Ethnic differences in hypertension management, medication use and blood pressure control in UK primary care, 2006–2019: a retrospective cohort study

Elsevier, The Lancet Regional Health - Europe, Volume 25, February 2023, 100557
Sophie V. Eastwood, Alun D. Hughes, Laurie Tomlinson, Rohini Mathur, Liam Smeeth, Krishnan Bhaskaran, Nishi Chaturvedi


In the UK, previous work suggests ethnic inequalities in hypertension management. We studied ethnic differences in hypertension management and their contribution to blood pressure (BP) control.

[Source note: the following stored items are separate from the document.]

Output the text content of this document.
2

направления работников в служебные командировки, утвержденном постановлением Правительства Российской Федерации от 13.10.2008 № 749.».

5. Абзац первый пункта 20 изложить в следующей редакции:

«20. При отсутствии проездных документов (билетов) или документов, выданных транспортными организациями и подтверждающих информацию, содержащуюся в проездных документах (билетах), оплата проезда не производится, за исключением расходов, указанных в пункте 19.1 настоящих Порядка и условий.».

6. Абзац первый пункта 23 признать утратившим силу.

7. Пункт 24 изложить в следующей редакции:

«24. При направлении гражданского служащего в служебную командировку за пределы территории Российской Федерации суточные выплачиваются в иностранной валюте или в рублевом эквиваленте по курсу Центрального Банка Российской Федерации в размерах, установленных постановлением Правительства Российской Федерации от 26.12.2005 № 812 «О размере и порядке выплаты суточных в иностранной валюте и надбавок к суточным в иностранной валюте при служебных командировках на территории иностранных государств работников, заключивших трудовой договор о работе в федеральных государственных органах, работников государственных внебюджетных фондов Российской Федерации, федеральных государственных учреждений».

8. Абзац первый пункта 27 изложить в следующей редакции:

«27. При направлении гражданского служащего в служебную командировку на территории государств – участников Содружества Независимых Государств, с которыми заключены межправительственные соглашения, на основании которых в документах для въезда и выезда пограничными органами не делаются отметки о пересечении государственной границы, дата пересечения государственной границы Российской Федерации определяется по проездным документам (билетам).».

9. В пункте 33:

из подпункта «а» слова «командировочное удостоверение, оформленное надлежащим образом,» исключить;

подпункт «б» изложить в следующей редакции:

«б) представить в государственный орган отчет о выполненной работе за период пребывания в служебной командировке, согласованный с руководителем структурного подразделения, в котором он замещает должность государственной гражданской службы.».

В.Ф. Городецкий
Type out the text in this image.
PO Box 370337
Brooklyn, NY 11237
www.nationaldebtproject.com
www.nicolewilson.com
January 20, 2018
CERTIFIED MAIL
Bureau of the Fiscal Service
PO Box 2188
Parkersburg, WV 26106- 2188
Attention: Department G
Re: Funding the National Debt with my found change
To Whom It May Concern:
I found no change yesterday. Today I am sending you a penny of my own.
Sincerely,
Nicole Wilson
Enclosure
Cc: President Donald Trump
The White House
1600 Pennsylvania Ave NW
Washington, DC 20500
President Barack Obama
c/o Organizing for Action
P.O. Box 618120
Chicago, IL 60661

We conducted a cohort study of antihypertensive-naïve individuals of European, South Asian and African/African Caribbean ethnicity with a new raised BP reading in UK primary care from 2006 to 2019, using the Clinical Practice Research Datalink (CPRD). We studied differences in: BP re-measurement after an initial hypertensive BP, antihypertensive initiation, BP monitoring, antihypertensive intensification, antihypertensive persistence/adherence and BP control one year after antihypertensive initiation. Models adjusted for socio-demographics, BP, comorbidity, healthcare usage and polypharmacy (plus antihypertensive class, BP monitoring, intensification, persistence and adherence for BP control models).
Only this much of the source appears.